Intel - Rockchip Deal Could Mean A New Player In x86 And Transform Intel's Mobile Division - HotHardware
Intel - Rockchip Deal Could Mean A New Player In x86 And Transform Intel's Mobile Division

Intel - Rockchip Deal Could Mean A New Player In x86 And Transform Intel's Mobile Division

Earlier this week we covered a deal between Intel and Rockchip that will combine Intel's Atom with Rockchip's graphics IP and considerable share of the Chinese market. I'm returning to the topic because there are some interesting big-picture facets to this move that we didn't cover with the initial announcement. Over the long term, this partnership could transform Intel's entire mobile division -- or cause it no end of headaches in the future.

First, in order to partner with Rockchip, Intel must have definitionally granted the company some form of x86 license. This wouldn't necessarily be a license to design its own x86 processors (in fact, it almost certainly isn't), but the only way for Rockchip to modify the basic SoFIA design is for Intel to give it permission to do so. The quad-core SoFIA variant that Intel is building with a rumored Rockchip Mali core will be a fusion of both company's work.



The long-term implications for Intel's mobile division if the Rockchip partnership works are substantial. To date, Intel has had very little luck in smartphones. The company won a few designs with Medfield and predicted its Merrifield division would propel it into at least the upper midrange device segment. That didn't happen, partly because the part is late (it originally targeted a late 2013 launch), and, based on what we've heard, partly because Intel is struggling with aspects of its own Android implementation, particularly the GPU. That may or may not be true, but the net effect is certainly real -- eight months after launch, you can't buy a Bay Trail tablet running Android from any vendor, despite a handful of product demonstrations stretching back to last year's IDF.

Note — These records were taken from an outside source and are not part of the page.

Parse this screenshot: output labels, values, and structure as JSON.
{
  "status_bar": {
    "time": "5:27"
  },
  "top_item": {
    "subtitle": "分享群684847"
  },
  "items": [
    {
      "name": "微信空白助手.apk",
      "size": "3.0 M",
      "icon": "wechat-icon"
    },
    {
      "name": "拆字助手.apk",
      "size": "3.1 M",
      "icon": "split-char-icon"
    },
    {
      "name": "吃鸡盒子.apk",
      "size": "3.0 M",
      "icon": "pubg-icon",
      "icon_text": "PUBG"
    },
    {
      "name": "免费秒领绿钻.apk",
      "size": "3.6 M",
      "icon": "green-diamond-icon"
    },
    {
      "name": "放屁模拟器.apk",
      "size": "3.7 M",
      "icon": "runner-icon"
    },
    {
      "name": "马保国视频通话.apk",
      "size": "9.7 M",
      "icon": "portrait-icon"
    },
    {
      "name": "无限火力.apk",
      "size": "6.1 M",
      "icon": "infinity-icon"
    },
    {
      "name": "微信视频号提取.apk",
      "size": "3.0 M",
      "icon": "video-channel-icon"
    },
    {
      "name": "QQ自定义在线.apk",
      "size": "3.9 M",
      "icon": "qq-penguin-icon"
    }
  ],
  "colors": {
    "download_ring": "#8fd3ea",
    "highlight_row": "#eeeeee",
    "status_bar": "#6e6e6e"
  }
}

The Rockchip deal is going to take Intel into new markets on the back of a company that's used to competing with bottom-end designers like AllWinner in sockets that typically sell for $10-$20. The fact that Intel is willing to compete for these sockets says something about how desperate it is to build market share, but if the deal actually works it could signal a sea change in the company's business. If Rockchip has better luck bringing Intel products to market than Intel does, how much does Chipzilla need its own mobile division? Long term, this deal could evolve into a foundry-sharing arrangement in which Rockchip would design smartphone products around Intel's CPU and GPU IP, bring those cores to market, but possibly retain its own ARM business as well.

Why Intel Wants The Phone Business


I think it's fair to ask why Intel, which has always sought to maintain high margins and a halo effect for its processors, is willing to partner with a company that specializes in budget ARM cores. It's not just about winning market share in a new segment -- the old Intel would have wanted to partner with an upscale Chinese company that pushed higher-end devices. Nor is it strictly a matter of competitiveness; matched marketing funds have a competitiveness all their own and Intel's Silvermont CPU is competitive with ARM's Cortex-A15 in power and performance, even if it can't quite match Apple's latest A7.

The reason, I think, for why Intel is willing to push into this space at any segment position is that it needs to claw out some business to have a long-term chance at moving parts back to its own foundries. Right now, the SoFIA devices Rockchip will build are built at TSMC but Intel is exploring moving those parts (and its modem business) back to their own fabs. That's a huge commitment of time and resources and management probably doesn't want to do it unless there's good reason. At the same time, Intel needs that phone business to keep its fabs running at full tilt. There are enormous fixed costs to idling a foundry, and right now the PC slump has Intel delaying 450mm rollouts and pausing its Fab 42 buildout in Arizona. With the cost of next-generation process technology and fab deployments always on the rise, the company needs an entry point for the smartphone mass market if it wants to continue leading the semiconductor industry. It's just proven that it'll bet on $10-$20 SoCs to get there.